A member of the so-called “Toronto 18,” Gaya was among the four core suspects who conspired to set off explosives in southern Ontario in retaliation for Canada’s military mission in Afghanistan. Of the four, Gaya was clearly the lowest on the totem pole. He took orders from the admitted ringleader, was assured “no one would get hurt,” and was told their target would be some sort of military facility. It wasn’t until after his arrest that he learned his accomplices had decided on two other targets: the Toronto Stock Exchange and the Toronto headquarters of CSIS, Canada’s spy agency.

Now 21, Gaya did not surface on police radar until two months before the bust, when surveillance officers videotaped him chatting with the ringleader, Zakaria Amara, during a visit to the McMaster campus. Introduced by Saad Khalid, another confessed member of the group, Amara convinced Gaya to help him with his plan, assuring his new friend he would “be a hero in God’s eyes.” Gaya agreed.

On June 2, 2006, he and Khalid were arrested during a sting operation at a warehouse in Newmarket, Ont., unloading what they thought was three tonnes of ammonium nitrate, the same explosive fertilizer used in the Oklahoma City bombing. (Khalid, who also pleaded guilty, has been sentenced to 14 years; Amara will be sentenced later today.)

Now 21, Gaya sat quietly in a bulletproof prisoner’s box as Durno read his decision to a packed courtroom. Dozens of friends and relatives showed up to hear his fate, including his parents and his sister. He did not speak during this morning’s hearing, but after pleading guilty last year, he read a lengthy statement to the judge, accepting full responsibility for his “shameful” actions but insisting that “right from the outset of my involvement in all of this, I was given assurances that no one would get hurt and that this was not going to be like the London bombings of 2005.”

“The purpose conveyed to me,” he continued, “was to urge the authorities to withdraw our armed forces from Afghanistan and it was not to cause permanent damage by the taking of innocent lives. Had I known that my activities would be used by others to intentionally hurt people, I would have ceased my participation immediately. Regardless, I know that I should have realized that I was playing with fire and that I was involved in something extremely dangerous.”

Since his arrest, friends and relatives have contributed $63,000 to an education trust fund that Gaya can access when he is released. “I am not someone who has grown up in a hate-soaked environment, brainwashed to believe that I am part of some eternal war against the Western civilization,” he said. “That is not who I am and these are not the values that are instilled in me.
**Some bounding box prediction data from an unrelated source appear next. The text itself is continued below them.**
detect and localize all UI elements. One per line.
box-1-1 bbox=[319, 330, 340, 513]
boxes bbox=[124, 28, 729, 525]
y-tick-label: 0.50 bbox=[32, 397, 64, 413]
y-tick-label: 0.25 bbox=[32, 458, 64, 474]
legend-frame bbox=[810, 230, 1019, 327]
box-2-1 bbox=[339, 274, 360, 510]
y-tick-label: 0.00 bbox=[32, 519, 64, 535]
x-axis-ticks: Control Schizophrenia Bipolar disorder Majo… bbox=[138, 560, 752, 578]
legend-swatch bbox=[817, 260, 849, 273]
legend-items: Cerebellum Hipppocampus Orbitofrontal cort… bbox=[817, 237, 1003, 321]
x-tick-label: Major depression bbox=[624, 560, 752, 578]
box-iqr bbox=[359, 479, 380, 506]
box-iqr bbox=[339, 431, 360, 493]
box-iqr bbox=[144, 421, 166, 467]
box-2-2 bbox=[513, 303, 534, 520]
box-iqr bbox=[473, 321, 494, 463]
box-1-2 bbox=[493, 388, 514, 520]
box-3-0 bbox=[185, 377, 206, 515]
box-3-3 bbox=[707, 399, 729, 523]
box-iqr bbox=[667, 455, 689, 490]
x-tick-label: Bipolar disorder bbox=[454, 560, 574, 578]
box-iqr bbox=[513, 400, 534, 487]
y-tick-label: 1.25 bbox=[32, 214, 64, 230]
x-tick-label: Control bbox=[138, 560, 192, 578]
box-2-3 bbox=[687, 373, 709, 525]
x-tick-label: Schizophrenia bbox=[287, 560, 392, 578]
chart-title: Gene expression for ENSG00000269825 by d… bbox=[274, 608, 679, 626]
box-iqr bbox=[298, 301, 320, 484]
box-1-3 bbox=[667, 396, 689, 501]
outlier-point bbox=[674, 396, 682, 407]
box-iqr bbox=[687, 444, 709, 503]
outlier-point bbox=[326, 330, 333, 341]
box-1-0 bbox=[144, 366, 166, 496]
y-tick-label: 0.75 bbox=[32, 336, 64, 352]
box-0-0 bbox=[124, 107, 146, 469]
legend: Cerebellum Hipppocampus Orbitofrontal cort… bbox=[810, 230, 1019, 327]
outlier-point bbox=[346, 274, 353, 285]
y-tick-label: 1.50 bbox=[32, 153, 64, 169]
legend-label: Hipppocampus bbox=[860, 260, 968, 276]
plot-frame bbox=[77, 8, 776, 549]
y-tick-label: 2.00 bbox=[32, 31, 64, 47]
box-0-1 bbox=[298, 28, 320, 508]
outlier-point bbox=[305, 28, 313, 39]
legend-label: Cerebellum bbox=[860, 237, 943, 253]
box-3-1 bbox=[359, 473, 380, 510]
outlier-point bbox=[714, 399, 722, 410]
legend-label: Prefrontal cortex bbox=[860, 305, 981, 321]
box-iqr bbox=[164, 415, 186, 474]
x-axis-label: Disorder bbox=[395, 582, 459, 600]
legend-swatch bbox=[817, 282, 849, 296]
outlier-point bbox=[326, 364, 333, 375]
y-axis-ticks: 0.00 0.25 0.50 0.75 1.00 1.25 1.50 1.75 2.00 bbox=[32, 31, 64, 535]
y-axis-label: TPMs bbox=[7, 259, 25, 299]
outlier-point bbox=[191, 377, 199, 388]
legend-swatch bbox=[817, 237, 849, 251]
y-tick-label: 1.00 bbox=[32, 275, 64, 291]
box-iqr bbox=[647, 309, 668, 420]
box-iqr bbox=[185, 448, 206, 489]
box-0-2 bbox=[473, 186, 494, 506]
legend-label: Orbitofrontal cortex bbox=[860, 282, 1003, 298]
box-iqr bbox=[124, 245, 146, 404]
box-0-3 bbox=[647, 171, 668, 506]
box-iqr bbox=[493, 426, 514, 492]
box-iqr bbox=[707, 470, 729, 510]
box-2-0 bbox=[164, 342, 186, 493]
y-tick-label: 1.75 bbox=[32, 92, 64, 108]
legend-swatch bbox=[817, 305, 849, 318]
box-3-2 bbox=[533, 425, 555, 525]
I am asking for this distinction because some people believe that I must have been driven by a dark ideology of hatred, nihilism and destruction. Although that may be the case with many of the people who fall into such activity, I must make it clear that that was not the case with me. I did not take part in this crime out of hatred against this society or its people. I really believed at the time, albeit incorrectly, that by participating in this scheme I would only be assisting the Afghan population in determining their own future without any outside interference. I was young and politically naïve. Today, however, I recognize how irrational and unreasonable this line of thought was. My views have matured and I know with certainty that I will never commit such a mistake again.”